Ou seja, mesmo uma literatura fantástica como a Soviética, que nos pareceria mais naturalmente dona de uma voz própria, optou ao longo da sua evolução pela imitação, agregação, adopção e adaptação dos temas, linguagem e semântica própria da Literatura de FC Ocidental, dando forma ainda mais consistente à imagem de Malzberg que via os autores de FC apenas como tentáculos de uma única criatura: a Ficção Científica.

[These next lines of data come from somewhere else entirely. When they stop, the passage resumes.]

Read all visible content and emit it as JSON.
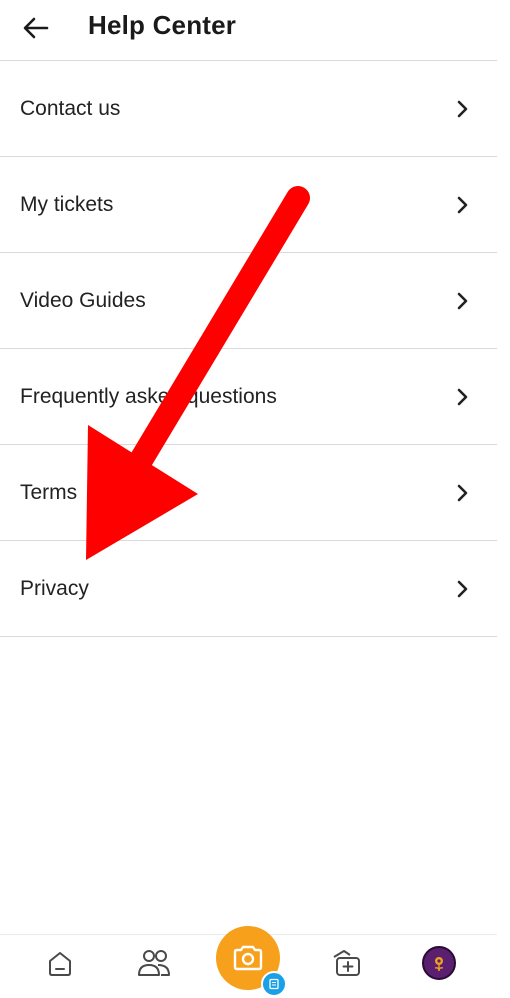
{
  "header": {
    "title": "Help Center",
    "back_icon": "arrow-left-icon"
  },
  "menu": {
    "items": [
      {
        "label": "Contact us"
      },
      {
        "label": "My tickets"
      },
      {
        "label": "Video Guides"
      },
      {
        "label": "Frequently asked questions"
      },
      {
        "label": "Terms"
      },
      {
        "label": "Privacy"
      }
    ],
    "chevron_icon": "chevron-right-icon"
  },
  "bottom_nav": {
    "items": [
      {
        "icon": "home-icon"
      },
      {
        "icon": "people-icon"
      },
      {
        "icon": "camera-icon"
      },
      {
        "icon": "add-gallery-icon"
      },
      {
        "icon": "avatar"
      }
    ],
    "camera_color": "#f7a01b",
    "badge_color": "#1aa0e6"
  },
  "annotation": {
    "arrow_color": "#ff0000"
  }
}
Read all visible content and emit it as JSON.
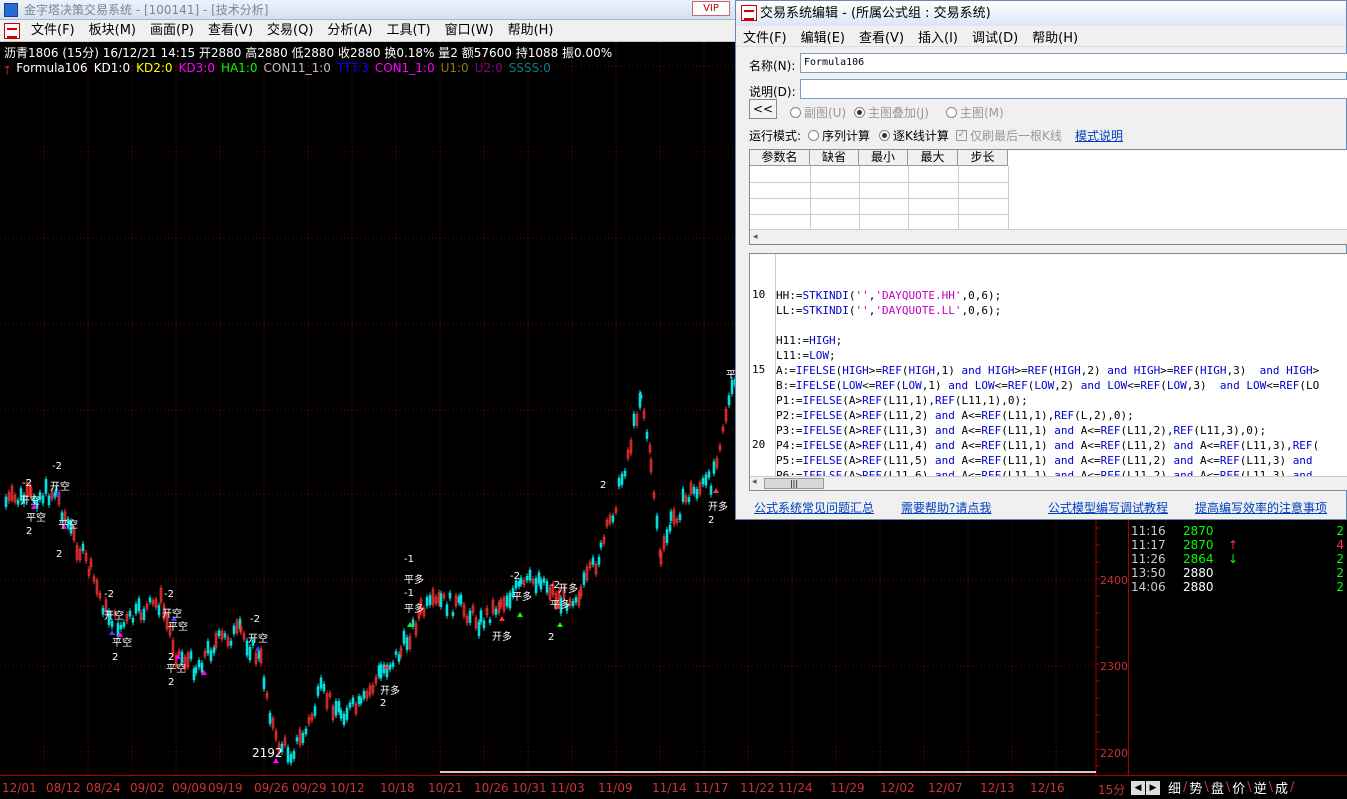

Como necessário corolário dessa assunção, Malzberg deixa-nos ainda uma lição que, se seguida, poderia ter sido bastante nestes últimos dias: “We may be less than the sum of our parts but we are far, far more in the aggregate than individually we ever took ourselves to be. None of us can build science fiction, none of us can destroy it. Science fiction gave us voice and the voice, however directed, must be toward its perpetuation.

É o que permite à Ficção Científica manter-se pujante e coesa há cento e cinquenta anos, essa unidade em torno de um cânone universalmente reconhecido, amado, imitado e enriquecido por cada autor que se estreia no género. É a base da sua perpetuação.

Por isso, e na peugada do trabalho do LFS, penso que seria importante reflectir sobre o tema, procurar descobrir quais seriam os modos de tratamento da FC que permitiriam torná-la genuinamente portuguesa. Que cada um de nós parasse um pouco para pensar nos pontos extremamente válidos que o Luís formulou, e apresentasse, nos seus próprios blogues, ou nas caixas de comentários disponíveis, a sua opinião sobre a possibilidade, necessidade ou utilidade de uma Ficção Científica exclusivamente Portuguesa.

Não posso terminar estas breves notas sem responder à questão obrigatória: por muito que me custasse deixar para trás os trabalhos do João Barreiros, do Luís Filipe Silva, do David Soares, do Macedo, ou do Tércio, não hesitaria um segundo em escolher a primeira pilha. A vantagem é que quem escolhesse a segunda ia ter que gramar o que eu próprio escrevi. A escolha foi vossa.